Zo beveelt hij een holle ruimte onder de locatie op te blazen om daarna te vullen met cement in plaats van het herlokaliseren. Dit tegen het advies van de aanwezige biologe die beweerd dat er in zulke grotten allerlei onbekende en vreemde wezens kunnen leven die zich bedreigt zullen voelen.
Natuurlijk krijgt de biologe gelijk en ontsnapt er een oeroud immens groot wezen uit de grot die begint met het 'verkennen' van het gebied. Daarbij sneuvelt al snel het gebouw bij de locatie en verliest het wat verderop gelegen hoofdkwartier dan ook het contact.
Wanneer men gaat kijken wat er is gebeurt zien ze iets op de sonar bij het verwoeste gebouw. Ze kunnena nog net 1 vrouw redden uit het gebouw ten koste van een andere, hoezo cliché

, en dan begint de zenuwslopende race naar de oppervlakte.

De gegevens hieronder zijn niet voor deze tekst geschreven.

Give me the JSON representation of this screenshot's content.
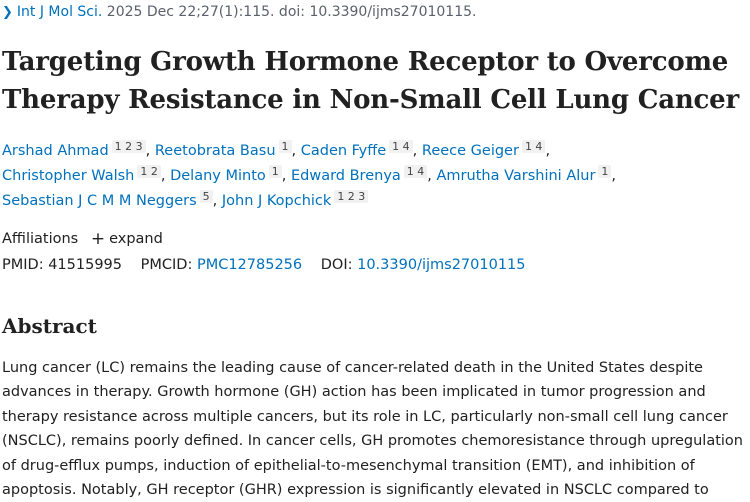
{
  "citation": {
    "journal": "Int J Mol Sci.",
    "details": "2025 Dec 22;27(1):115. doi: 10.3390/ijms27010115."
  },
  "title": "Targeting Growth Hormone Receptor to Overcome Therapy Resistance in Non-Small Cell Lung Cancer",
  "authors": [
    {
      "name": "Arshad Ahmad",
      "affs": "1 2 3"
    },
    {
      "name": "Reetobrata Basu",
      "affs": "1"
    },
    {
      "name": "Caden Fyffe",
      "affs": "1 4"
    },
    {
      "name": "Reece Geiger",
      "affs": "1 4"
    },
    {
      "name": "Christopher Walsh",
      "affs": "1 2"
    },
    {
      "name": "Delany Minto",
      "affs": "1"
    },
    {
      "name": "Edward Brenya",
      "affs": "1 4"
    },
    {
      "name": "Amrutha Varshini Alur",
      "affs": "1"
    },
    {
      "name": "Sebastian J C M M Neggers",
      "affs": "5"
    },
    {
      "name": "John J Kopchick",
      "affs": "1 2 3"
    }
  ],
  "affiliations": {
    "label": "Affiliations",
    "expand_label": "expand"
  },
  "ids": {
    "pmid_label": "PMID:",
    "pmid": "41515995",
    "pmcid_label": "PMCID:",
    "pmcid": "PMC12785256",
    "doi_label": "DOI:",
    "doi": "10.3390/ijms27010115"
  },
  "abstract": {
    "heading": "Abstract",
    "text": "Lung cancer (LC) remains the leading cause of cancer-related death in the United States despite advances in therapy. Growth hormone (GH) action has been implicated in tumor progression and therapy resistance across multiple cancers, but its role in LC, particularly non-small cell lung cancer (NSCLC), remains poorly defined. In cancer cells, GH promotes chemoresistance through upregulation of drug-efflux pumps, induction of epithelial-to-mesenchymal transition (EMT), and inhibition of apoptosis. Notably, GH receptor (GHR) expression is significantly elevated in NSCLC compared to"
  },
  "colors": {
    "link": "#0071bc",
    "text": "#212121"
  }
}
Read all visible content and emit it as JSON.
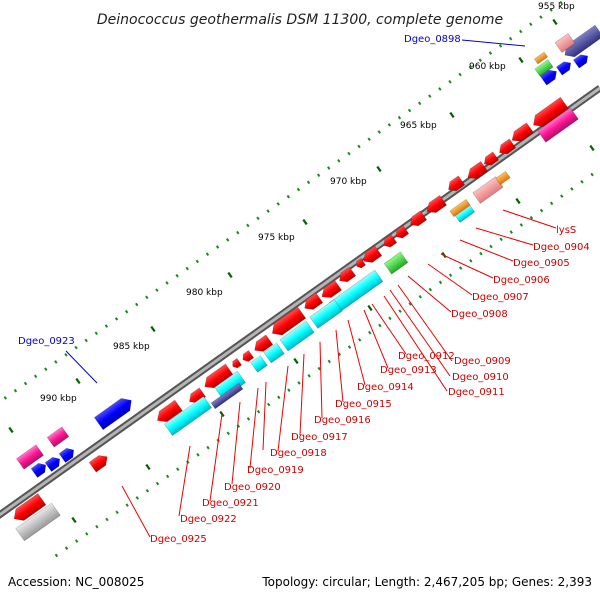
{
  "title": "Deinococcus geothermalis DSM 11300, complete genome",
  "footer": {
    "accession": "Accession: NC_008025",
    "topology": "Topology: circular; Length: 2,467,205 bp; Genes: 2,393"
  },
  "ticks": [
    "955 kbp",
    "960 kbp",
    "965 kbp",
    "970 kbp",
    "975 kbp",
    "980 kbp",
    "985 kbp",
    "990 kbp"
  ],
  "genes_red": [
    "lysS",
    "Dgeo_0904",
    "Dgeo_0905",
    "Dgeo_0906",
    "Dgeo_0907",
    "Dgeo_0908",
    "Dgeo_0909",
    "Dgeo_0910",
    "Dgeo_0911",
    "Dgeo_0912",
    "Dgeo_0913",
    "Dgeo_0914",
    "Dgeo_0915",
    "Dgeo_0916",
    "Dgeo_0917",
    "Dgeo_0918",
    "Dgeo_0919",
    "Dgeo_0920",
    "Dgeo_0921",
    "Dgeo_0922",
    "Dgeo_0925"
  ],
  "genes_blue": [
    "Dgeo_0898",
    "Dgeo_0923"
  ],
  "colors": {
    "backbone": "#808080",
    "cds_red": "#ff0000",
    "cds_blue": "#0000ff",
    "cds_cyan": "#00ffff",
    "tick": "#007700",
    "label_red": "#cc0000",
    "label_blue": "#0000cc"
  }
}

Door een ongeluk kunnen ze niet meteen weg en zitten ze zelfs binnenshuis met het wezen opgescheept. Ze kunnen namelijk vanwege het ongeluk niet meer decompressiemeren. Hiervoor moeten ze allerlei leidingen verleggen voor een work a round. Het probleem hierbij is dat de instelling inmiddels grotendeels onderwater staat.